His family never had money for anything, so even a cold medicine was a luxury sometimes. Instead, his mother used to make him tea, with honey and lemon masking the bitter taste of the herbs. It would always soothed his sore throat and made breathing easier. When he'd moved to Caprica, he'd exchanged it for something more scientific, where he could actually point out why it worked. He'd started to see the old ways of his childhood as primitive at best and make believe at worst. But nostalgia always tends to pop up in such unstable times, and he found himself repeating the recipe in detail, while Gaeta nodded along with every ingredient.

“I'll try my best,” he finally said before walking out of the door. 

“He was trying to run away before you came up with more ridiculous demands.” 

He winced.
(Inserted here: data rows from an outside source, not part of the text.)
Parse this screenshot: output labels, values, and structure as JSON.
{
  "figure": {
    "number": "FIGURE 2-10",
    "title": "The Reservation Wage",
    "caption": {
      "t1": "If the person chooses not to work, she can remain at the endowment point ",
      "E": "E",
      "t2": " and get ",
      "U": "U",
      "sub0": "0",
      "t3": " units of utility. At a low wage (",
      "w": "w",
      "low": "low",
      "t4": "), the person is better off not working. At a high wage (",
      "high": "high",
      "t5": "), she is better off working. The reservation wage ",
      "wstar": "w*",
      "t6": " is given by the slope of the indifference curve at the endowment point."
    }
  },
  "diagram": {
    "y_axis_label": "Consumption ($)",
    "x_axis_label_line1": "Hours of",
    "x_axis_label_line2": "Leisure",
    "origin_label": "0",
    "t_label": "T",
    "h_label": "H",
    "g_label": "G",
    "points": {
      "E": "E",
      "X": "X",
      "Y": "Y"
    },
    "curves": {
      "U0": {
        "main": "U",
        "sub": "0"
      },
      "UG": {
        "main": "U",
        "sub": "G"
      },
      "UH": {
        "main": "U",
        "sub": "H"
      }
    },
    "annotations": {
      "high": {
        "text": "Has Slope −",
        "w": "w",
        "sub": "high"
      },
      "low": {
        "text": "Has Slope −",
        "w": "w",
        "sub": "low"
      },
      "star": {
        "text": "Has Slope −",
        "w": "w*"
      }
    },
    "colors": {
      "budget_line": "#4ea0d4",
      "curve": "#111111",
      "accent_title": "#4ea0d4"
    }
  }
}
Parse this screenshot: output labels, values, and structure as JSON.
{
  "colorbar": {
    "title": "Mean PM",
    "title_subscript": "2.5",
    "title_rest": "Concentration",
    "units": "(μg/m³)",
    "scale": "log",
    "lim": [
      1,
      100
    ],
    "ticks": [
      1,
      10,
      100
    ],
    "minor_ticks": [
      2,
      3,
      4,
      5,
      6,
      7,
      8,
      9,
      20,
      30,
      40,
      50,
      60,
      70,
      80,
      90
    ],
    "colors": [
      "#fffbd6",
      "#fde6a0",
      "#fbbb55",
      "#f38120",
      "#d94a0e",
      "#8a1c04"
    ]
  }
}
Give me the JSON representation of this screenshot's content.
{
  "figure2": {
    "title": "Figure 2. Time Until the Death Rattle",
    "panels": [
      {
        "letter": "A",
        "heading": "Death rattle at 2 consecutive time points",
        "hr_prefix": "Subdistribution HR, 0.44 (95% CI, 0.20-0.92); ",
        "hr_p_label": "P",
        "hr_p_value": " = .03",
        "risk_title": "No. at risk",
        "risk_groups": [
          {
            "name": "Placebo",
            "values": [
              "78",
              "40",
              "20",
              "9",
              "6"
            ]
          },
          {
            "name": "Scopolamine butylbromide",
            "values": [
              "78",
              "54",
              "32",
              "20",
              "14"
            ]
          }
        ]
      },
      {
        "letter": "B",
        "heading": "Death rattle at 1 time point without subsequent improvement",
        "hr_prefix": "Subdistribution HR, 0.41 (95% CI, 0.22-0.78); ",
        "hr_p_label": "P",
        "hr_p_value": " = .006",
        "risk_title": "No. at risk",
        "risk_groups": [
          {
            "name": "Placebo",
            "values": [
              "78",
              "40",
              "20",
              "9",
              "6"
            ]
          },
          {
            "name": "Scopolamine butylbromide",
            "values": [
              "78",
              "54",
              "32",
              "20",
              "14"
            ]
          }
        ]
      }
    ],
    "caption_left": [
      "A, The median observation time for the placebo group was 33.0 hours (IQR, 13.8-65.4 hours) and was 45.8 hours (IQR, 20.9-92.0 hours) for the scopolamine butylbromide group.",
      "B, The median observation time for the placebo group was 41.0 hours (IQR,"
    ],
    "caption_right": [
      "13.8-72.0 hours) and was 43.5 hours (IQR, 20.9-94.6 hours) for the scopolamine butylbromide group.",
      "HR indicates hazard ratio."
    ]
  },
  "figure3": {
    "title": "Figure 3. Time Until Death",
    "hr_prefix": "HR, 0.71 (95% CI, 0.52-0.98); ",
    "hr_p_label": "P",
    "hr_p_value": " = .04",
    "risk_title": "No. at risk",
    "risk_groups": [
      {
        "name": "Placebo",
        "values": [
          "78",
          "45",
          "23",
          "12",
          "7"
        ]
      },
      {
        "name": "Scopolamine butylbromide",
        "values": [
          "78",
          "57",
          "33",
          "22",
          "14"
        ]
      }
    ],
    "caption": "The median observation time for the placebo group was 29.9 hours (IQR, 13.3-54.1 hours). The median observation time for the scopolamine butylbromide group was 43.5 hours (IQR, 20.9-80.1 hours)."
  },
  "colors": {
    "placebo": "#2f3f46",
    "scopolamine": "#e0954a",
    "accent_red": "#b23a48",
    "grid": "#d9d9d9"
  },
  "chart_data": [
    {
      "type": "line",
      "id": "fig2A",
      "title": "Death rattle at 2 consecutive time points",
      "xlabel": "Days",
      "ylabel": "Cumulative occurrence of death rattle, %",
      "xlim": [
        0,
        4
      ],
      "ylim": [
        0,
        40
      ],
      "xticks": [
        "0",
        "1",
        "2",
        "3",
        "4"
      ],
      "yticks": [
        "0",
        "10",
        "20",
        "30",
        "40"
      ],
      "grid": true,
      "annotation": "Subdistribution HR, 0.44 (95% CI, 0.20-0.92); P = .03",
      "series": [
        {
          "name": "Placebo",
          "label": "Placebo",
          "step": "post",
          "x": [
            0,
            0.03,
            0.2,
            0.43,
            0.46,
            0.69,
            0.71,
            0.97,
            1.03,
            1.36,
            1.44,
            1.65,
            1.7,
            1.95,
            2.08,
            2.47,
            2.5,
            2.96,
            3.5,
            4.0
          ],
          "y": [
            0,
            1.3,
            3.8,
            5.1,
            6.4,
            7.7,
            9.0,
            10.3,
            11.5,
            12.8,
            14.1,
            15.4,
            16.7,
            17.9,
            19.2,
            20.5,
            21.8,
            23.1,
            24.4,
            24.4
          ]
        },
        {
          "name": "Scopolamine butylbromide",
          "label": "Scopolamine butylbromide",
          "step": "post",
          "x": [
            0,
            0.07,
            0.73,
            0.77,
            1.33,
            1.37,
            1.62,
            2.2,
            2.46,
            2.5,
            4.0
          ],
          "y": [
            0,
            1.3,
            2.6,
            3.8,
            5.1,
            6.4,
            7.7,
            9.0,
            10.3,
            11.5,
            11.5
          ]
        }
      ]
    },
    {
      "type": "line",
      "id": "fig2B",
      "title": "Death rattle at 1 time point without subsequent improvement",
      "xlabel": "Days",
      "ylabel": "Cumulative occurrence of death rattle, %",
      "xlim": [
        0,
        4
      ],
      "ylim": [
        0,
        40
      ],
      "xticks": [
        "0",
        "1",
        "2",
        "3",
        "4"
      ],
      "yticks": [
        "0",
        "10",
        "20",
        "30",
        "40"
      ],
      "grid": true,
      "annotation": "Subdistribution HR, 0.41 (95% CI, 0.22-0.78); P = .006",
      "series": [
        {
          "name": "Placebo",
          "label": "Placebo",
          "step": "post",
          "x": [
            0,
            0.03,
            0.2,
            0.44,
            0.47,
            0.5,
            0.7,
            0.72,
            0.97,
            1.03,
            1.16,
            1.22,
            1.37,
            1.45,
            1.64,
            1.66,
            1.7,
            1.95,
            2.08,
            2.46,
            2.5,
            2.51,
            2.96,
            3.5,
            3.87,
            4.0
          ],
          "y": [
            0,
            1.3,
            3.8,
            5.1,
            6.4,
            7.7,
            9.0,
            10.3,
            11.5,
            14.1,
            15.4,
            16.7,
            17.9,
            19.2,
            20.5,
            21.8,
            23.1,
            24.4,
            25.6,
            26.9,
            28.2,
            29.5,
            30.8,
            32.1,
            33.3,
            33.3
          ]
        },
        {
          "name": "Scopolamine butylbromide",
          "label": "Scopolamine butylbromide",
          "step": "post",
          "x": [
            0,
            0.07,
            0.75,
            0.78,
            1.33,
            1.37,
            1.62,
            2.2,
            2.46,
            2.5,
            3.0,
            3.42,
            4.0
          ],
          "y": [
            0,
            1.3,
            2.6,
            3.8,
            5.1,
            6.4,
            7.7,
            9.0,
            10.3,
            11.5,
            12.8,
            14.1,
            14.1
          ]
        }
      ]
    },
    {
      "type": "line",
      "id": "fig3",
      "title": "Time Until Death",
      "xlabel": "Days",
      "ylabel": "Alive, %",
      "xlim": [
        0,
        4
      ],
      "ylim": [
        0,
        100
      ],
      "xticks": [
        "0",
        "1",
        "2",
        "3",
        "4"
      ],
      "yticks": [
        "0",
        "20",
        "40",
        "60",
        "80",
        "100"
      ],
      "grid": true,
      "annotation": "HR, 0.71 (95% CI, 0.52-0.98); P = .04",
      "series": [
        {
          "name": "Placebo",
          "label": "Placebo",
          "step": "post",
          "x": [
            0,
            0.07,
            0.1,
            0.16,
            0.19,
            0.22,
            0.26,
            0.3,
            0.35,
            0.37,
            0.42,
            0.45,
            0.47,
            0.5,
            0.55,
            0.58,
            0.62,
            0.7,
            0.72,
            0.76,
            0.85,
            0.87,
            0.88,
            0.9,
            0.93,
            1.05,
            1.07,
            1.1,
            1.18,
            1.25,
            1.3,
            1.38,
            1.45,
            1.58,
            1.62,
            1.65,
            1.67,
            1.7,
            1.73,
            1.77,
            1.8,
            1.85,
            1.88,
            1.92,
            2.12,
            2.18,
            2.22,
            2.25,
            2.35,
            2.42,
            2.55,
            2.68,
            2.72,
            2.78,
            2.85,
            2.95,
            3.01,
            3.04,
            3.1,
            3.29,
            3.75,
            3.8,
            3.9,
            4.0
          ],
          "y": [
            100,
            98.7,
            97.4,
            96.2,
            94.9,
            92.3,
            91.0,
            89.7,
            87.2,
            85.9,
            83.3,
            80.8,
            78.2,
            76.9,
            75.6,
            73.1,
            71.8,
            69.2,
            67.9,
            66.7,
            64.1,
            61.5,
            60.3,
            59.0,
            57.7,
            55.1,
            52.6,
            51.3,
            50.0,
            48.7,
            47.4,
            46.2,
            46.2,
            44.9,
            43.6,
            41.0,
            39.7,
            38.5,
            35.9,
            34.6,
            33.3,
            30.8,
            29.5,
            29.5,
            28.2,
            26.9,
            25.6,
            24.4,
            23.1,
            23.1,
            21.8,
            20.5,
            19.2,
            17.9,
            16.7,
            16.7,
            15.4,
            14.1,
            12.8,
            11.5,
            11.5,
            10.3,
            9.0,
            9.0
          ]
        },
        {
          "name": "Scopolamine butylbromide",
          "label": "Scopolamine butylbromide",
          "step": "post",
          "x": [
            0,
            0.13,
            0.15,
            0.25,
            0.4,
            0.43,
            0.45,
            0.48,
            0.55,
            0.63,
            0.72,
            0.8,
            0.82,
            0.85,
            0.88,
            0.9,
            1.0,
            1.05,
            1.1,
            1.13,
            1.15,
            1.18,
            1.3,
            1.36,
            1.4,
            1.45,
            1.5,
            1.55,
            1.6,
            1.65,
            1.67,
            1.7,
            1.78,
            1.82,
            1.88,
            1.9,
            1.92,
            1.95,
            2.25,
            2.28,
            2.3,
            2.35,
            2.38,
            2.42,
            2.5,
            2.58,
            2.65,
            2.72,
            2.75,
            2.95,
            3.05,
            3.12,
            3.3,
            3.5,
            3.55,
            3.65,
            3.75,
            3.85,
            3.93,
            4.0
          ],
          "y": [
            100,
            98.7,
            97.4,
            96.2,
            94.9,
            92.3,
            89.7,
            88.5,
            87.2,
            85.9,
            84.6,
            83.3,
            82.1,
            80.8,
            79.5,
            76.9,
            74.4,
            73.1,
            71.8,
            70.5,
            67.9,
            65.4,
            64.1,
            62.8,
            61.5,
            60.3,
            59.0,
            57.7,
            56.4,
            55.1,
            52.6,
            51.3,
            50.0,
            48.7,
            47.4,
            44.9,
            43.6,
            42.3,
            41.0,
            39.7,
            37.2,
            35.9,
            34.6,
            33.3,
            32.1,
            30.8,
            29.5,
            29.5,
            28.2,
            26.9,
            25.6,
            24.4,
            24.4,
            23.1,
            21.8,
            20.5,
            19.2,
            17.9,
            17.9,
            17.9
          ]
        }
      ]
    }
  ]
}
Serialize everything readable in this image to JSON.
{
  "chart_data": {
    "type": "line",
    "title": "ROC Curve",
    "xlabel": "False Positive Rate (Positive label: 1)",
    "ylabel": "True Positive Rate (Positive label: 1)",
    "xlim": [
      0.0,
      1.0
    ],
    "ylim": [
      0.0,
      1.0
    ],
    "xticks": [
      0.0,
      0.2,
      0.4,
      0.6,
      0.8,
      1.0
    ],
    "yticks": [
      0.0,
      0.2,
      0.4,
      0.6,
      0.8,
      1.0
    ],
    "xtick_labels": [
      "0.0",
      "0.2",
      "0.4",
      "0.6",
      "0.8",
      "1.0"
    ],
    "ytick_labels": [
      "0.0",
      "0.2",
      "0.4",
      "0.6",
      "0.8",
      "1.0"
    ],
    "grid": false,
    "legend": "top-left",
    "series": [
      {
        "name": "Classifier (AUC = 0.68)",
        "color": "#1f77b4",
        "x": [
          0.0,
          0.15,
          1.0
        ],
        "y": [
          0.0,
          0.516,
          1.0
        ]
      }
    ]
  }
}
His hallucination, in her absurd red dress, was sitting on the edge of his desk, watching him like he was a child or particularly amusing animal. “Tea. Your whole species is on the brink of extinction, and you would ask for tea. How very sophisticated of you.”

He knew there was no use arguing with her, but he couldn't help himself.

“He offered to get me some! It would be rude to say no.”

“And you asked for an exact blend, and for two spoons of honey, and for fresh lemon, when everything is rationed, because that's not rude, even a little.” He wasn't sure if he really said that, he never was when speaking to her, but she had no reason to lie. “And the best thing is, he will actually go and ask for it and people would laugh at him, but he would do it because you are a brilliant scientist who will save them all, and you deserve something extra.” She smiled. “And because he has a crush on you.”

“That's low, even from you,” he said. A crush. Lieutenant Gaeta was a professional, not a highschool student.

But when he finally returned, almost an half an hour later, with a cracked old mug full of tea, he let his fingers touch his for a second, and watched his eyes turn just a little brighter.